Desde la muerte de Alejandro Farnesio, en los Países Bajos se habían ido sucediendo varios gobernadores: el conde de Mansfeld (1592-94), el archiduque Ernesto de Austria, don Pedro Enríquez de Guzmán, conde de Fuentes de Val de Opero. El archiduque murió pronto; el conde de Fuentes, hombre de excelentes dotes militares y políticas, pronto fue sustituido por Felipe II por encontrarlo inadecuado para sus fines. No se comprende por qué se empeñaba el rey en continuar aquella política de guerras, aquellas misiones imposibles, que en ningún modo estaban respaldadas ni por la opinión de sus más lúcidos colaboradores ni, por supuesto, por las finanzas del país.
Felipe, para atender a sus descomunales propósitos, había dado una vuelta más al tornillo de los impuestos.

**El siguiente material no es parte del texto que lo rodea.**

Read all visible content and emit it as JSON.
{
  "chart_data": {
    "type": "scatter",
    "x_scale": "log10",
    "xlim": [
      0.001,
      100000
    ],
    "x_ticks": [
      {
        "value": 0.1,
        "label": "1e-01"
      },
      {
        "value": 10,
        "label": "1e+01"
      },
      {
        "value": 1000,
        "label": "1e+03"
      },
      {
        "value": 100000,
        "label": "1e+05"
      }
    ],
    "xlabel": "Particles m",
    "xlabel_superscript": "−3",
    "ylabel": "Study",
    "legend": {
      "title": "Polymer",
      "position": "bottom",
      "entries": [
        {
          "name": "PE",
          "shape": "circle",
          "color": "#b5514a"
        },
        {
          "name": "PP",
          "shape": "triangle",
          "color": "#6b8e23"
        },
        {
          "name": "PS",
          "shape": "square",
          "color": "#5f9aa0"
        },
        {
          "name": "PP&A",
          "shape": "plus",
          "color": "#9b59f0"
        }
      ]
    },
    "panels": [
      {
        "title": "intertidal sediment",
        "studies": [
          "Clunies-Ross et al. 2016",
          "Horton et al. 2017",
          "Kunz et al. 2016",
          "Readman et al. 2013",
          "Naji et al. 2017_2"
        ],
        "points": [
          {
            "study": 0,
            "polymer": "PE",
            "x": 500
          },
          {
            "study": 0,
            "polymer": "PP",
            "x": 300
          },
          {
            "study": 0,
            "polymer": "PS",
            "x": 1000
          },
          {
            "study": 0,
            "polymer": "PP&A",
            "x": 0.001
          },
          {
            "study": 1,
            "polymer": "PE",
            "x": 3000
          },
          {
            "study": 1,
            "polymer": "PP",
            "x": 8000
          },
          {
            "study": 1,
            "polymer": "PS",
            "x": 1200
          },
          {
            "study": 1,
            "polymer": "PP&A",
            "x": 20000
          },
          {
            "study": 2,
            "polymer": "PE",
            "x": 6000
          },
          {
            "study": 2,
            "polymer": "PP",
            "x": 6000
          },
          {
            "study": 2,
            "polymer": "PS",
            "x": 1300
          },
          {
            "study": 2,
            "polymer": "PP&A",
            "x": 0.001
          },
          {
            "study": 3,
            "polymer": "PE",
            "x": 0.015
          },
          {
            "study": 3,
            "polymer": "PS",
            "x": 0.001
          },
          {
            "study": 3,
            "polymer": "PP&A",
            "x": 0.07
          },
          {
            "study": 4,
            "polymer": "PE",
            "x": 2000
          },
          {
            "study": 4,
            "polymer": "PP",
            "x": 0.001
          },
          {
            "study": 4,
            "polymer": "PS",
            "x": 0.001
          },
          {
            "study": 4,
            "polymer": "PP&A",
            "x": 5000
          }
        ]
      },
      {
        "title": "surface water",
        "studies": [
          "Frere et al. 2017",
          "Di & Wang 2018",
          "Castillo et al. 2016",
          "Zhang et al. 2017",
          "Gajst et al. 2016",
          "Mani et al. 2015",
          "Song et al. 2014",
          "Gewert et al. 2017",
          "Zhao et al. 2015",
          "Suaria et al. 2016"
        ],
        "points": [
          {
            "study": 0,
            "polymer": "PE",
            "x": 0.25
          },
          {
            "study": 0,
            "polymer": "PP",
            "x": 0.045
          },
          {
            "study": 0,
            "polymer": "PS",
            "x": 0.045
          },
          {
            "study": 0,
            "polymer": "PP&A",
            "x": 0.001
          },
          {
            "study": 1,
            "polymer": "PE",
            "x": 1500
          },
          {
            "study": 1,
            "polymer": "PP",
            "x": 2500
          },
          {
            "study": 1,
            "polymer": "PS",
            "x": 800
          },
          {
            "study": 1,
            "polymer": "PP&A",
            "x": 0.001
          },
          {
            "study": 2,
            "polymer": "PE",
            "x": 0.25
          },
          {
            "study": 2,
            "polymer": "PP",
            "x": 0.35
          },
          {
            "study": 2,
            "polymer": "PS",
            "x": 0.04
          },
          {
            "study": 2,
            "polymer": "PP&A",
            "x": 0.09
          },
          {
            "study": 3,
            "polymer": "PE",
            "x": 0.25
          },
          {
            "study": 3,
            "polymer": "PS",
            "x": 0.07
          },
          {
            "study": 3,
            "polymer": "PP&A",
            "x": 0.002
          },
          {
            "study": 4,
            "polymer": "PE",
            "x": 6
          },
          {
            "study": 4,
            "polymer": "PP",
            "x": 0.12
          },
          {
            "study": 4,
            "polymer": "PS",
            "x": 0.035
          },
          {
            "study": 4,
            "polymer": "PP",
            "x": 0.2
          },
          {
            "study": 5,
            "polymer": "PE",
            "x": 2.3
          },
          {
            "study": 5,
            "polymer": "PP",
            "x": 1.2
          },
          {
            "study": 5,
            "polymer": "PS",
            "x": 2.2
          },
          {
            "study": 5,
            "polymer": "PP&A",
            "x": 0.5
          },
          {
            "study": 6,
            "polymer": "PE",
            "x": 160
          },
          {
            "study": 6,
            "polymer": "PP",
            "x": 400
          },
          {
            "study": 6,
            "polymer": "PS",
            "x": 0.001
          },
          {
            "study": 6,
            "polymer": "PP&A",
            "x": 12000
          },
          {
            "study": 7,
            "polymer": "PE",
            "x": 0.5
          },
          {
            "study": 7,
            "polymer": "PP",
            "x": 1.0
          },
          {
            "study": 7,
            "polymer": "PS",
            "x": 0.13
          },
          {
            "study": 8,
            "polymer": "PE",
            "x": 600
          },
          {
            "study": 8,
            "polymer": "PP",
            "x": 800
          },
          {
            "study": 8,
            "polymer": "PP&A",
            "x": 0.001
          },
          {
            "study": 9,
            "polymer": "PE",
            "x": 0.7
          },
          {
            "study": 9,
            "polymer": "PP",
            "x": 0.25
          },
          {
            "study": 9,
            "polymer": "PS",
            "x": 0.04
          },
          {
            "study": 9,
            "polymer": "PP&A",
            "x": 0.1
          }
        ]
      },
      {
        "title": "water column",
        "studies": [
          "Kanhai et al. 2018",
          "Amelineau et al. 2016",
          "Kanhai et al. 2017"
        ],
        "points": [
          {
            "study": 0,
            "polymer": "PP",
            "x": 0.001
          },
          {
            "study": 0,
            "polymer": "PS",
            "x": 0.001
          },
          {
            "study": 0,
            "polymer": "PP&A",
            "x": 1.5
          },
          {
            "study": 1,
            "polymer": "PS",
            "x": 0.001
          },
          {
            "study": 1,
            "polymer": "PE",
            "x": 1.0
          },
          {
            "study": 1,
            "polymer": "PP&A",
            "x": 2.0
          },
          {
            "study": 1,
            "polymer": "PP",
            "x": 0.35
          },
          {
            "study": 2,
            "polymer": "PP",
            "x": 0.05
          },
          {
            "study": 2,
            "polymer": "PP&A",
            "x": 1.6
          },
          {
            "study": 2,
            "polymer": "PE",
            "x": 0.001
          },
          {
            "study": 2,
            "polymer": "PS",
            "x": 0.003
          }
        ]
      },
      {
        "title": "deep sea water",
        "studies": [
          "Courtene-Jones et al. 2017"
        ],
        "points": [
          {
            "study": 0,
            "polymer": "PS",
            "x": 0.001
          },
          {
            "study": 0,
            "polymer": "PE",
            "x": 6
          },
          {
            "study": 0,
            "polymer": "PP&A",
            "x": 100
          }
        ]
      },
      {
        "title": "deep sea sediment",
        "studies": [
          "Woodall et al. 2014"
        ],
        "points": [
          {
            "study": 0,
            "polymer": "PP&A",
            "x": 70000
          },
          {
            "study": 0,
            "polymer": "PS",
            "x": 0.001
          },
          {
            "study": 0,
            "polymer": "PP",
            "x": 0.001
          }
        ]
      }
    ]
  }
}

Ya no eran suficientes ni la alcabala, ni los servicios ordinarios votados por las Cortes, ni los subsidios extraordinarios. Apartir de 1590 introdujo uno nuev: el de la "sisa", el mismo que había intentado imponer Carlos V en 1538, sin conseguirlo. Felipe obtuvo la votación favorable de las Cortes. Éste fue el impuesto de los "millones", nombre que se le dio porque se evaluaba en millones de ducados, no de maravedís. Se pagaba por todos los artículos alimenticios esenciales, en especial la carne, el vino, el aceite y el vinagre. En teoría, este impuesto no conocía exenciones; pero en la práctica, los que en realidad lo pagaron fueron los pobres, ya que los nobles, al poder abastecerse con lo que se producía en sus tierras y granjas, no tenían que comprar aquellos artículos sobre los que pesaba el impuesto. Una vez más, Castilla cargaba sobre sus famélicos hombros el peso entero del mundo, como un Atlante decrépito, a punto de derrumbarse.